El Papa en la homilía de ayer
Acabamos de leer la parábola del rico que vestía de púrpura y lino finísimo y cada día daba grandes banquetes (Lc 16,19-31). No dice que sea malo; puede que fuera un hombre religioso, a su modo. Quizá rezaba alguna oración, y dos o tres veces al año seguramente iba al Templo a hacer sacrificios y dar generosas ofrendas a los sacerdotes, y éstos, con esa pusilanimidad clerical, se lo agradecían y lo sentaban en el puesto de honor. Pero no se daba cuenta de que a su puerta había un pobre mendigo, Lázaro, muerto de hambre, lleno de llagas, símbolo de sus muchas necesidades.

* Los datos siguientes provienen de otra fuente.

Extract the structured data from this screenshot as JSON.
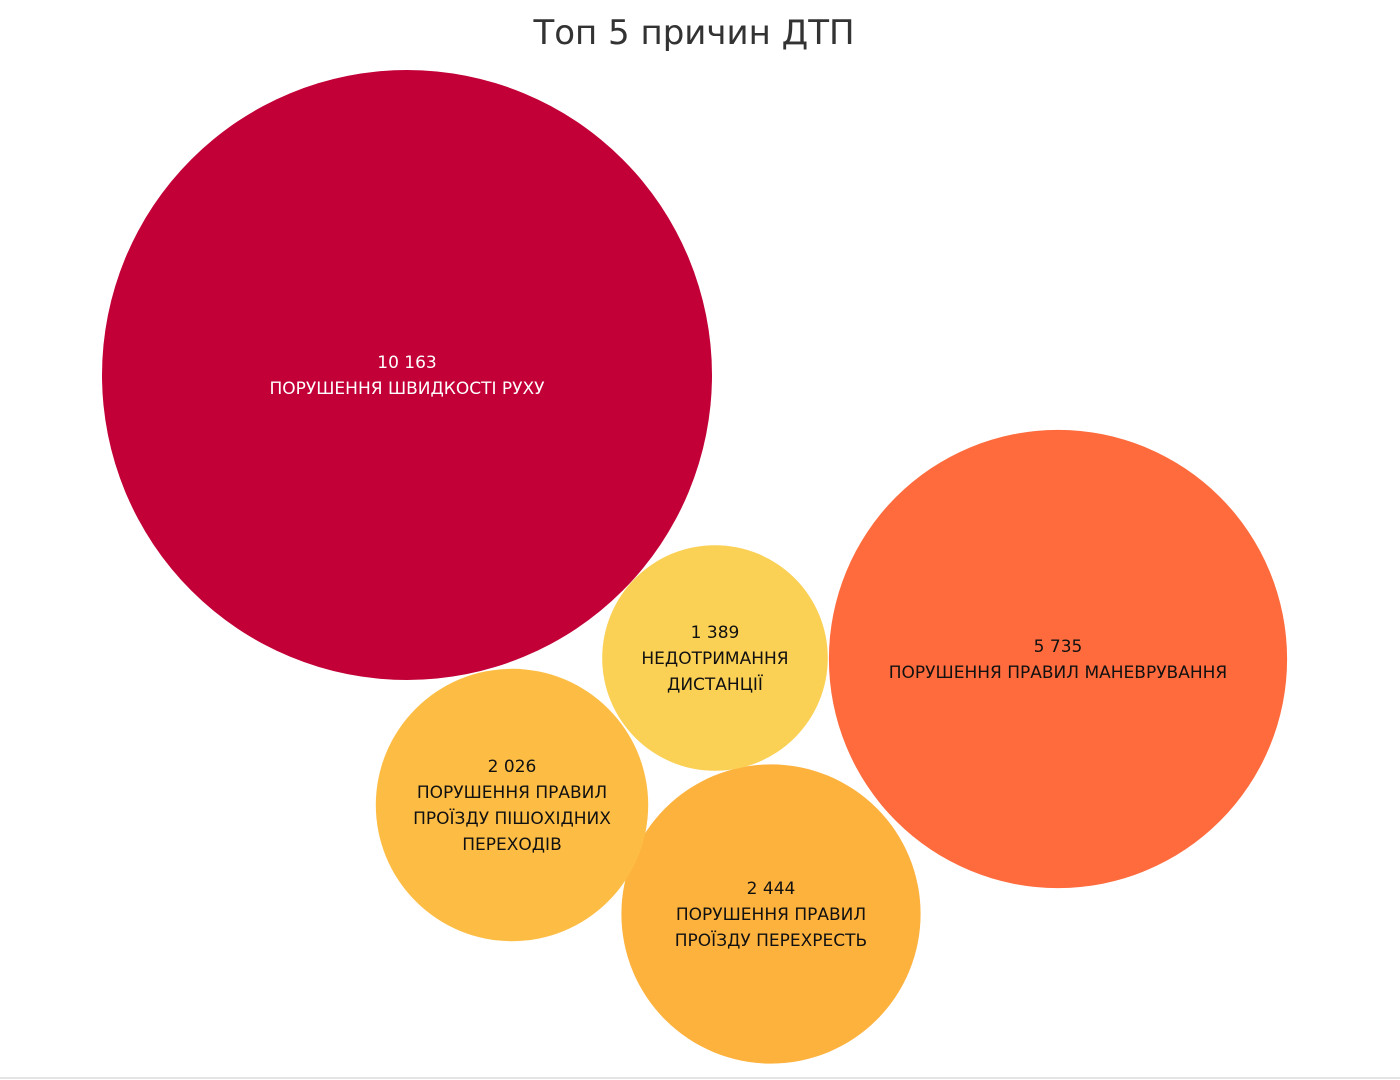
{
  "chart_data": {
    "type": "bubble",
    "title": "Топ 5 причин ДТП",
    "bubbles": [
      {
        "value": 10163,
        "value_label": "10 163",
        "label_lines": [
          "ПОРУШЕННЯ ШВИДКОСТІ РУХУ"
        ],
        "color": "#c20037",
        "text_color": "#ffffff"
      },
      {
        "value": 5735,
        "value_label": "5 735",
        "label_lines": [
          "ПОРУШЕННЯ ПРАВИЛ МАНЕВРУВАННЯ"
        ],
        "color": "#ff6b3d",
        "text_color": "#111111"
      },
      {
        "value": 2444,
        "value_label": "2 444",
        "label_lines": [
          "ПОРУШЕННЯ ПРАВИЛ",
          "ПРОЇЗДУ ПЕРЕХРЕСТЬ"
        ],
        "color": "#fdb23e",
        "text_color": "#111111"
      },
      {
        "value": 2026,
        "value_label": "2 026",
        "label_lines": [
          "ПОРУШЕННЯ ПРАВИЛ",
          "ПРОЇЗДУ ПІШОХІДНИХ",
          "ПЕРЕХОДІВ"
        ],
        "color": "#fdbd45",
        "text_color": "#111111"
      },
      {
        "value": 1389,
        "value_label": "1 389",
        "label_lines": [
          "НЕДОТРИМАННЯ",
          "ДИСТАНЦІЇ"
        ],
        "color": "#fad055",
        "text_color": "#111111"
      }
    ]
  }
}
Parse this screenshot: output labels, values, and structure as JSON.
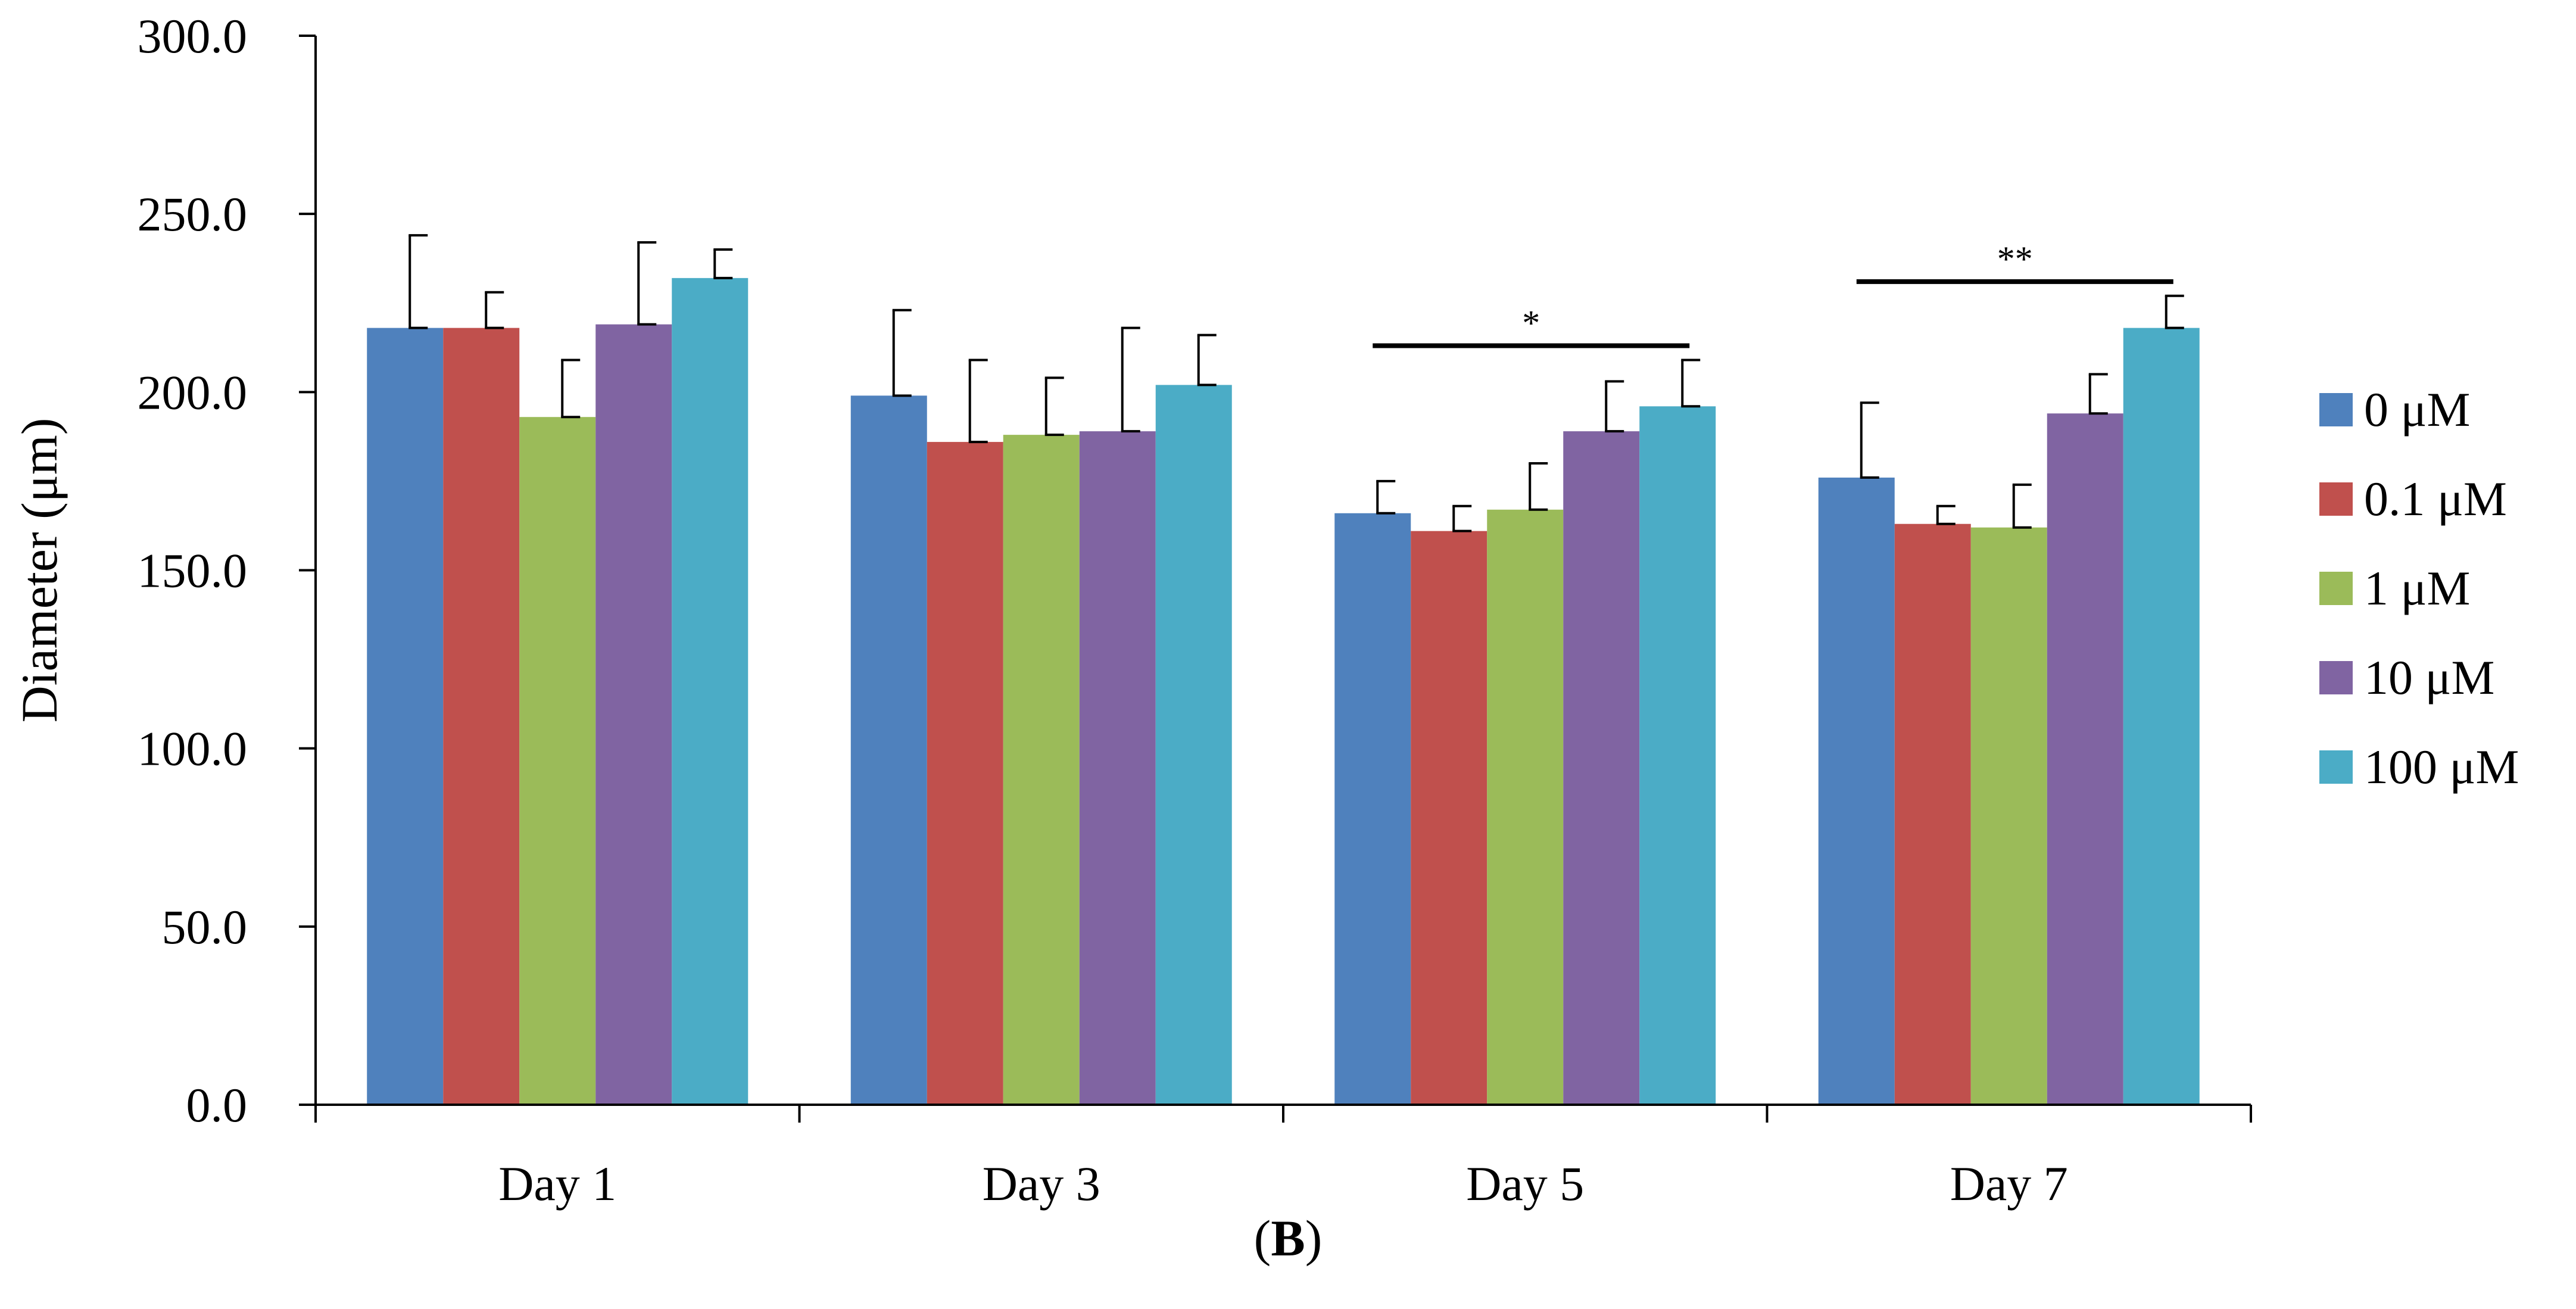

Cuando salía de casa, tal vez el rico iba en un coche con cristales ahumados para no ver fuera, no lo sé. Pero seguramente su alma, los ojos de su alma estaban oscurecidos para no ver. Solo veía dentro de su vida, y no advertía lo que le pasaba: no era malo, pero estaba enfermo, enfermo de mundanidad. Y la mundanidad trasforma las almas, hace perder la conciencia de la realidad: viven en un mundo artificial, hecho por ellos. ¡La mundanidad anestesia el alma! Por eso, este hombre mundano no era capaz de ver la realidad. Y la realidad es la de tantos pobres que viven junto a nosotros. Tantas personas que llevan una vida difícil. Pero si tengo el corazón mundano, jamás lo entenderé. El corazón mundano no puede entender las necesidades de los demás. Con el corazón mundano se puede ir a la iglesia, se puede rezar, se pueden hacer muchas cosas. Pero Jesús, en la Última Cena, en la oración al Padre, ¿qué pidió? Padre, no te pido que los retires del mundo, sino que los guardes del mal. Ellos no son del mundo, como yo no soy del mundo (Jn 17, 15-16). Es un pecado sutil, o más que un pecado, es un estado pecador del alma.
En estas dos historias hay dos juicios: una maldición para el hombre que confía en el mundo, y una bendición para quien confía en el Señor (cfr. Jer 17,5-10). El hombre rico aleja su corazón de Dios, su alma está desierta, una tierra salobre e inhóspita, porque los mundanos, en realidad, están solos con su egoísmo. Tienen el corazón enfermo, tan apegado al modo de vivir mundano, que difícilmente se puede curar. Además, mientras el pobre tenía nombre, Lázaro, el rico ni lo tiene: no tenía nombre porque los mundanos pierden el nombre. Solo son uno cualquiera de esamuchedumbre acomodada, que no necesita nada. ¡Los mundanos pierden hasta el nombre!
En la parábola, el hombre rico, cuando muere y se encuentra atormentado, pide a Abraham que envíe a algún muerto a avisar a sus hermanos que aún viven. Pero Abraham responde que si no oyen a Moisés y a los Profetas, tampoco se convencerán ni aunque se les apareciese un muerto. Los mundanos piden manifestaciones extraordinarias, pero en la Iglesia está todo muy claro, Jesús habló claramente: ese es el camino.
Pero, al final, hay unas palabras de consuelo. Cuando el hombre mundano, en los tormentos, pide que envíe a Lázaro con un poco de agua, ¿qué responde Abraham? —Abraham es la figura de Dios, del Padre—: Hijo, acuérdate… Los mundanos han perdido el nombre; igual que nosotros, si tenemos el corazón mundano, lo perdemos. Pero no somos huérfanos. Hasta el final, hasta el último momento está la seguridad de que tenemos un Padre que nos espera. Confiemos en Él. ¡Hijo! Nos llama hijos en medio de aquella mundanidad: hijo. No somos huérfanos.